Do we remember what the Lord Jesus did with the woman caught in the act of adultery by the Pharisees and the teachers of the Law? We know how the story goes, and the woman was spared stoning because no one was willing to admit that they themselves had no sin on their own, and thus worthy to cast the first stone. But we often forget that Jesus told the woman, that while He does not judge her at that moment, she should sin no more.

Therefore, today, as we continue to progress through the season of Advent, let us all reflect on our lives, and on the fact that each and every one of us are sinners, for whom the Lord has come, and indeed has suffered and died for, on the cross. Whenever we look at the Lord Jesus at the crucifix, let us remember this immense love and mercy He has shown us by laying down His own life that each and every one of us may be healed and absolved from our sins.

Today we celebrate the feast of Pope St. Damasus I, a holy Pope who lived in the first millennium after the birth of Our Lord Jesus Christ. Pope St. Damasus was renowned for his great piety and exemplary life. He helped to guide his flock to be faithful to the Lord amidst challenges and difficulties that were facing the Church and the faithful at the time. His holiness and many good works for the sake of the Church has saved many souls who repented from their sins and turned themselves back to the Lord.
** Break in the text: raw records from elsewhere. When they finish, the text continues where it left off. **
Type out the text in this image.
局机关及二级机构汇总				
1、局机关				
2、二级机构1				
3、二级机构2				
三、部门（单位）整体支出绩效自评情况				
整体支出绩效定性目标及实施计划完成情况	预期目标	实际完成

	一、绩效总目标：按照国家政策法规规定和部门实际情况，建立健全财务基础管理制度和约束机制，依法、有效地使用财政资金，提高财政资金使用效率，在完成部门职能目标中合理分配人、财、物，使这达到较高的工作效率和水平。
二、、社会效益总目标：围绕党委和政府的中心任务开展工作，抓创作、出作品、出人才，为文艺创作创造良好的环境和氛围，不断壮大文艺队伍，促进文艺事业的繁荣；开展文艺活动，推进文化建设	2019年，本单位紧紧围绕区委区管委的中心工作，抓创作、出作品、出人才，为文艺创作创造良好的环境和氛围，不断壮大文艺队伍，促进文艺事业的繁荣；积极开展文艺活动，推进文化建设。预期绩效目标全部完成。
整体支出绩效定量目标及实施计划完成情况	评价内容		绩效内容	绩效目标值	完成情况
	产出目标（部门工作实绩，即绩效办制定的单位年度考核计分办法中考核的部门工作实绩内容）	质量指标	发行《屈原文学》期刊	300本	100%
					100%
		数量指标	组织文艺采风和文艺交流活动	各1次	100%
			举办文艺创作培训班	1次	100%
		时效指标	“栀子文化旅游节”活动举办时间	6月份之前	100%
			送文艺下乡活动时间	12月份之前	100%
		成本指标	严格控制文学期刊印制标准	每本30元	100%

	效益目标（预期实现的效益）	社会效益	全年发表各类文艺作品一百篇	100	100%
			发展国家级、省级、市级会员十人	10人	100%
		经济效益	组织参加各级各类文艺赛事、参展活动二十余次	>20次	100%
Therefore, we should be inspired by his examples, as well as the many other inspiring lives by the other holy saints of God. Many of those saints were themselves great sinners, but they allowed the Lord to transform their lives, and their lives were forever changed, from a life of sin and darkness into a life filled with God’s grace. Let us therefore, pledge ourselves anew to the Lord, and devote ourselves, our time and effort to serve Him, to love Him and to help one another to reach out to Him.

May the Lord bless each and every one of us, and may He empower all of us to be able to live faithfully in accordance with His ways. May we draw ever closer to Him, that in the end, we may be worthy of Him and will stand to receive the eternal glory He has promised to all of His faithful ones. May God bless us all. Amen.